I sound more bitter than I intend. In the end, the failure of my life's work wasn't Schreiber's fault. Contrary to what some claim, scholarship is no death struggle. In it there can be winners on many sides, and losses are rarely final. Although the confession causes me pain, I know that, had I persisted, had I risen to my tormentor's challenge, I might have emerged victorious in my own way. What defeated me wasn't Schreiber's theory. It was nothing. But that, I suppose, was Schreiber's theory.

For I simply couldn't believe the man's audacity: to challenge the one before whom his shame had been revealed! How was I to accommodate such brazenness, especially from someone so easily dismayed, someone as insubstantial as Schreiber? And then I began to be gnawed by what seemed obvious, that Schreiber really was small, smaller than I had ever dreamed, a desiccated little homunculus whose negligibility might prove infinite, in whose miniscule form the absence of vitality had produced longings so gnarled and inverse, so infantile, so loathsome…. The truth of it took my breath away: Schreiber had ruined me because I knew he was a bed-wetter! It was astonishing. And then the depth fully opened, the pit of my undoing. For I could see that to meet Schreiber's challenge I would have to preserve what would never bear repeating, to cherish my soiled sheets, dwell on the crudest, least significant corporeal remains-exactly as my madness had urged me to do years ago in the silence of my kitchen. I knew I wouldn't do it, that I would die with Schreiber's secret untold, that if I must choose between the facts and what mattered, I would always choose the other. And so I have protected Schreiber with my life.

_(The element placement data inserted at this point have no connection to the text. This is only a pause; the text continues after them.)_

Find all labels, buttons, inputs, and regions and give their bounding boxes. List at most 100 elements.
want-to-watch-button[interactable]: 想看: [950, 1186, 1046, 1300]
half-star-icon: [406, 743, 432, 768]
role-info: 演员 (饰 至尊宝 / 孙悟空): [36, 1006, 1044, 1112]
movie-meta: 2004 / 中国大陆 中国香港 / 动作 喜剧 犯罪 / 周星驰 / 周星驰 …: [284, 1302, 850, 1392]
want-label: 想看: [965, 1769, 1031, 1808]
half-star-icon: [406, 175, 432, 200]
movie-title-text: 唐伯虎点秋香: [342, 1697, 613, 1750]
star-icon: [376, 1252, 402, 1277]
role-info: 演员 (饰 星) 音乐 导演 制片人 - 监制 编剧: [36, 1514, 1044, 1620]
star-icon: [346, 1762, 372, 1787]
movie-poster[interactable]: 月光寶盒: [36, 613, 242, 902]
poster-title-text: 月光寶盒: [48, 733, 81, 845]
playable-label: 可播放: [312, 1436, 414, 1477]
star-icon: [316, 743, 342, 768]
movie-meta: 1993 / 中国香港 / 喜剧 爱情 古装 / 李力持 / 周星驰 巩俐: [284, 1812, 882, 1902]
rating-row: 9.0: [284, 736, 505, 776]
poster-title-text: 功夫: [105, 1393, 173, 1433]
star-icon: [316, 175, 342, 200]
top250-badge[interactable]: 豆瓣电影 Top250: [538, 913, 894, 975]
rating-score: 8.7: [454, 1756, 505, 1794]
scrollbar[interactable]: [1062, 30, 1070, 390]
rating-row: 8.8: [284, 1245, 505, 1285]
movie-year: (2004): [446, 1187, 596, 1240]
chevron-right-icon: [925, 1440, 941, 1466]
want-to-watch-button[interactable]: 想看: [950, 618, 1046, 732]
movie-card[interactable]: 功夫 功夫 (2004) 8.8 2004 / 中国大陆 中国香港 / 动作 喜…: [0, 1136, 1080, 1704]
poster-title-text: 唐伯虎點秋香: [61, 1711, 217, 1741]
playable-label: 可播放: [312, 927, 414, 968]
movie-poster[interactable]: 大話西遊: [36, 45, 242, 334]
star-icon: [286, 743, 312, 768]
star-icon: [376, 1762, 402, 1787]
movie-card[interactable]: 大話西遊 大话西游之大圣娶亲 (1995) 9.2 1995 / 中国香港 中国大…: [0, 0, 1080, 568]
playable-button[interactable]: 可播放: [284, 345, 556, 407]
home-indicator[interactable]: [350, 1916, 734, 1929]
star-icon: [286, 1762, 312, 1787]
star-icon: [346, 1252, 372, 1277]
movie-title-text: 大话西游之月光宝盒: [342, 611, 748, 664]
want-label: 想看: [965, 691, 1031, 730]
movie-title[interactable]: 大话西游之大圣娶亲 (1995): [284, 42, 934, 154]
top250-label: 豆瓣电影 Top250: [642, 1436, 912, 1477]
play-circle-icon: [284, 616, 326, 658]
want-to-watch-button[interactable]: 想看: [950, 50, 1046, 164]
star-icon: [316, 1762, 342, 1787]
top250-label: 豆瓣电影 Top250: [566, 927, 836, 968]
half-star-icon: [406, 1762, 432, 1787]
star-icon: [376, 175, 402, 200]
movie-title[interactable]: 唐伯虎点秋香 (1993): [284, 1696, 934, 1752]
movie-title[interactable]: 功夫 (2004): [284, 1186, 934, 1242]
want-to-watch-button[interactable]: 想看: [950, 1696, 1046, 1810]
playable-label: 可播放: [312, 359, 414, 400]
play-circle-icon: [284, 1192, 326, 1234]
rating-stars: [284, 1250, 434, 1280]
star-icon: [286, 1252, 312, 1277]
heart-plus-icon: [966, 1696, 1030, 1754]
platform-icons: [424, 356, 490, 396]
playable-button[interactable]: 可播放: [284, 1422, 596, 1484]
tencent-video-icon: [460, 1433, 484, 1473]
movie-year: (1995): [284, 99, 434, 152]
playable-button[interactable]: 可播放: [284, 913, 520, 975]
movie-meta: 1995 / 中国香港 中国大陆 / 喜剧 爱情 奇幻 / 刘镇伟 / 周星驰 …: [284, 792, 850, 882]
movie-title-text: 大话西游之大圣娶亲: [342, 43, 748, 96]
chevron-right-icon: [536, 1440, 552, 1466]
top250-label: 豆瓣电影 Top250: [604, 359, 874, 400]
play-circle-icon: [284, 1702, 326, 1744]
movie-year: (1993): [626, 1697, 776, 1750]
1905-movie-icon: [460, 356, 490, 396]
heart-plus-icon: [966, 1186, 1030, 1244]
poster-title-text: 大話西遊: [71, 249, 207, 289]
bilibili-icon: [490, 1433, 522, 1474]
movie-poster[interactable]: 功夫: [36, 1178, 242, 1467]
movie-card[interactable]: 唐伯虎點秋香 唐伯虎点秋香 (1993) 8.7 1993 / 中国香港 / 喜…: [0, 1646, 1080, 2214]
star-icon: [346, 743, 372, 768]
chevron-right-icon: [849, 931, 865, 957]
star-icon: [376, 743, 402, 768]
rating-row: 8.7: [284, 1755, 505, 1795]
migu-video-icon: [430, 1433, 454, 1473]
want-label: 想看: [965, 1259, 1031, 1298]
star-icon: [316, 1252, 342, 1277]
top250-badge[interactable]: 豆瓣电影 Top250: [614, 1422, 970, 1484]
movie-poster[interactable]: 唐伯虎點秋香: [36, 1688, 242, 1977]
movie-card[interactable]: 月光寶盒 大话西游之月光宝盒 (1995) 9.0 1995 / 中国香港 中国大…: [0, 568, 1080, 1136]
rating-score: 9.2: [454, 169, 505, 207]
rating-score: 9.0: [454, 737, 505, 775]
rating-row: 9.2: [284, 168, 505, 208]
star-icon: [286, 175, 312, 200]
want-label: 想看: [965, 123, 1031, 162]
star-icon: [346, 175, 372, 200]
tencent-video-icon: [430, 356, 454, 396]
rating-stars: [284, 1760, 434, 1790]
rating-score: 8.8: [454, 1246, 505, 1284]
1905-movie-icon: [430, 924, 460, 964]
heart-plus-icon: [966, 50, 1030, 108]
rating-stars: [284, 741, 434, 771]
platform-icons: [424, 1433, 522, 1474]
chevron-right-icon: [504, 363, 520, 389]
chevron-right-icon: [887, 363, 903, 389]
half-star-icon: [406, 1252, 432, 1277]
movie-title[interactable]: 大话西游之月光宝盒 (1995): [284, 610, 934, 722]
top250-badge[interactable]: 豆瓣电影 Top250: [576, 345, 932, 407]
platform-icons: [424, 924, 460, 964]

And it is for this reason that, although Schreiber has died and my own public achievements ceased decades ago, I have been careful in telling my story to conceal Schreiber's true name. My last hope that someone somewhere will accord my misery the respect it craves, the respect that revealing it would have made impossible, is that I've given no one the power to injure my adversary with anything I've said. This has been proof of my faith. And it is for the same reason that I have carefully suppressed my own name in this account, so that no one could retrace through the neglected shelves of a forgotten library the sequence of events and identities I've been forced to relate. And I've even gone so far as to change the substance of our disagreements and the fields of inquiry in which we struggled, so that no one coming behind me might claim, oh, but he was only trying to win his grudge fight at the last, trying to blacken the name of his conqueror, smear the better reasoning when it could no longer respond. In reality, my enemy was six feet tall. And last, it has been in order to avoid the whole humiliating business of denial and deceit that I've disguised this true account of my suffering as the clumsiest of fictions.